Asked about what the highlight from the three-day training course was, Johanna says: “Meeting so many inspiring people from all kinds of backgrounds who are also passionate about addressing the climate crisis”.

Feeling just as inspired by Johanna’s commitment to climate change, we wanted to find out more about this eco warrior.

Tell us about yourself. Who are you and what do you do?

I am in my early thirties and live in Manly on Sydney’s northern beaches, though I’m originally from Sweden.

I work with policy and economic regulation in the energy industry.

I am passionate about having a positive impact on the planet, and the people on it. I spend much of my time thinking about how to make small changes in my own life to achieve this, and how to encourage others to do the same.

What inspired you to start living a “small-ist” lifestyle and how do you define this?

A “small-ist” lifestyle, to me, is about making small positive changes that, over time, add up to big changes. Small positive changes that, when done by many people, have a large impact.

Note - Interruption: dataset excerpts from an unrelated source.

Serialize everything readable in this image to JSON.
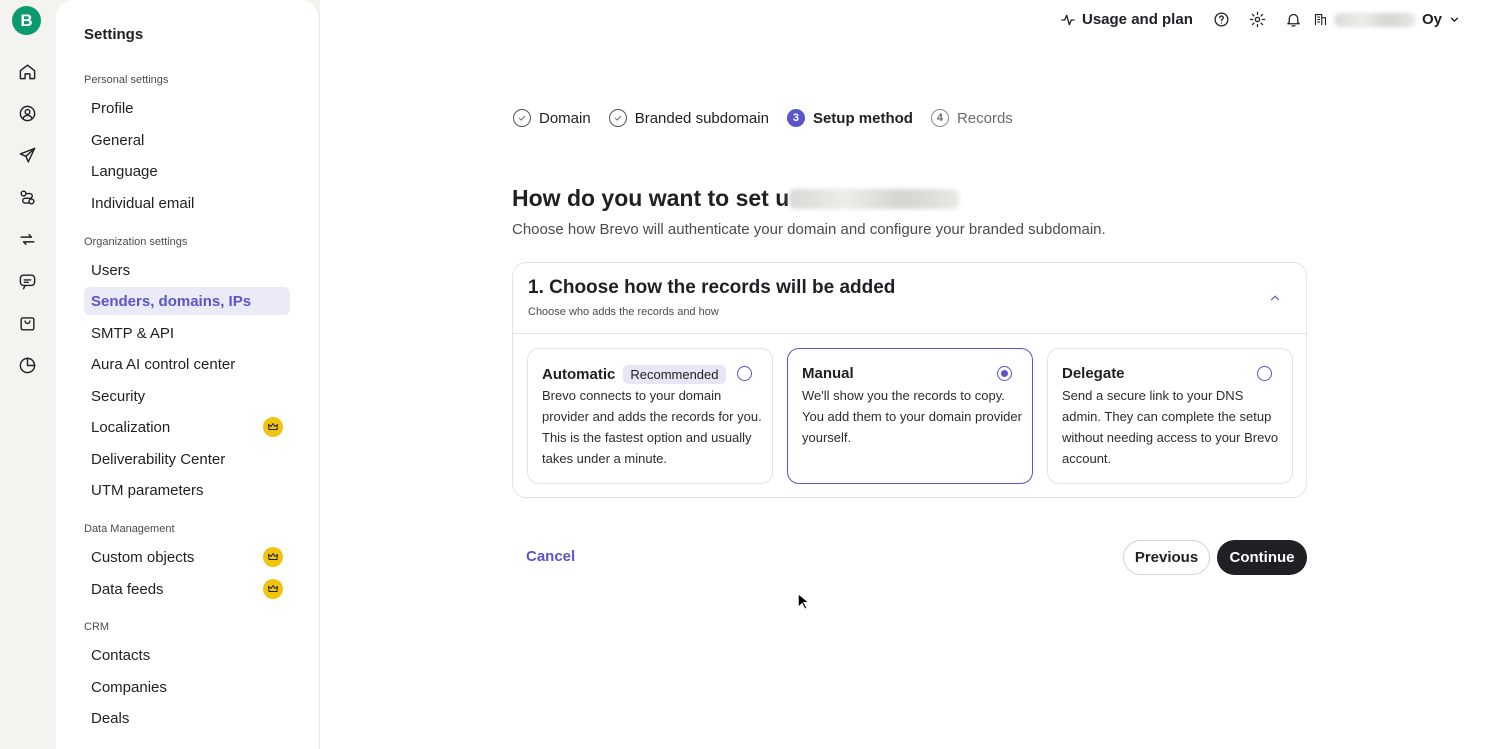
{
  "app": {
    "logo_letter": "B"
  },
  "rail": {
    "icons": [
      "home-icon",
      "contacts-icon",
      "campaigns-icon",
      "automations-icon",
      "sync-icon",
      "conversations-icon",
      "commerce-icon",
      "reports-icon"
    ]
  },
  "sidebar": {
    "title": "Settings",
    "personal_label": "Personal settings",
    "personal": [
      "Profile",
      "General",
      "Language",
      "Individual email"
    ],
    "org_label": "Organization settings",
    "org": [
      "Users",
      "Senders, domains, IPs",
      "SMTP & API",
      "Aura AI control center",
      "Security",
      "Localization",
      "Deliverability Center",
      "UTM parameters"
    ],
    "data_label": "Data Management",
    "data": [
      "Custom objects",
      "Data feeds"
    ],
    "crm_label": "CRM",
    "crm": [
      "Contacts",
      "Companies",
      "Deals"
    ],
    "active_item": "Senders, domains, IPs"
  },
  "topbar": {
    "usage_label": "Usage and plan",
    "org_suffix": "Oy"
  },
  "stepper": {
    "steps": [
      "Domain",
      "Branded subdomain",
      "Setup method",
      "Records"
    ],
    "current_number": "3",
    "pending_number": "4"
  },
  "main": {
    "heading": "How do you want to set u",
    "subheading": "Choose how Brevo will authenticate your domain and configure your branded subdomain."
  },
  "card": {
    "title": "1. Choose how the records will be added",
    "subtitle": "Choose who adds the records and how",
    "options": [
      {
        "title": "Automatic",
        "badge": "Recommended",
        "desc": "Brevo connects to your domain provider and adds the records for you. This is the fastest option and usually takes under a minute.",
        "selected": false
      },
      {
        "title": "Manual",
        "desc": "We'll show you the records to copy. You add them to your domain provider yourself.",
        "selected": true
      },
      {
        "title": "Delegate",
        "desc": "Send a secure link to your DNS admin. They can complete the setup without needing access to your Brevo account.",
        "selected": false
      }
    ]
  },
  "actions": {
    "cancel": "Cancel",
    "previous": "Previous",
    "continue": "Continue"
  },
  "colors": {
    "accent": "#5a56c7",
    "brand": "#0b996e",
    "premium": "#f1c40f"
  }
}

Small changes could include swapping single-use plastic bags for a reusable bag, saying no to straws, or thinking twice before buying something new.

It can be easy, like turning off the lights when we leave a room, or more involved, like making sure that our superannuation is invested in companies that we believe in and support.

The small-ist approach is ultimately about living in line with our values. As a concept that can feel quite overwhelming, and it may quickly fall into the “too hard” basket. The small-ist lifestyle to me, therefore, is about making sure that we don’t do nothing just because we can’t realistically do everything.

Tell us more about how your journey got started.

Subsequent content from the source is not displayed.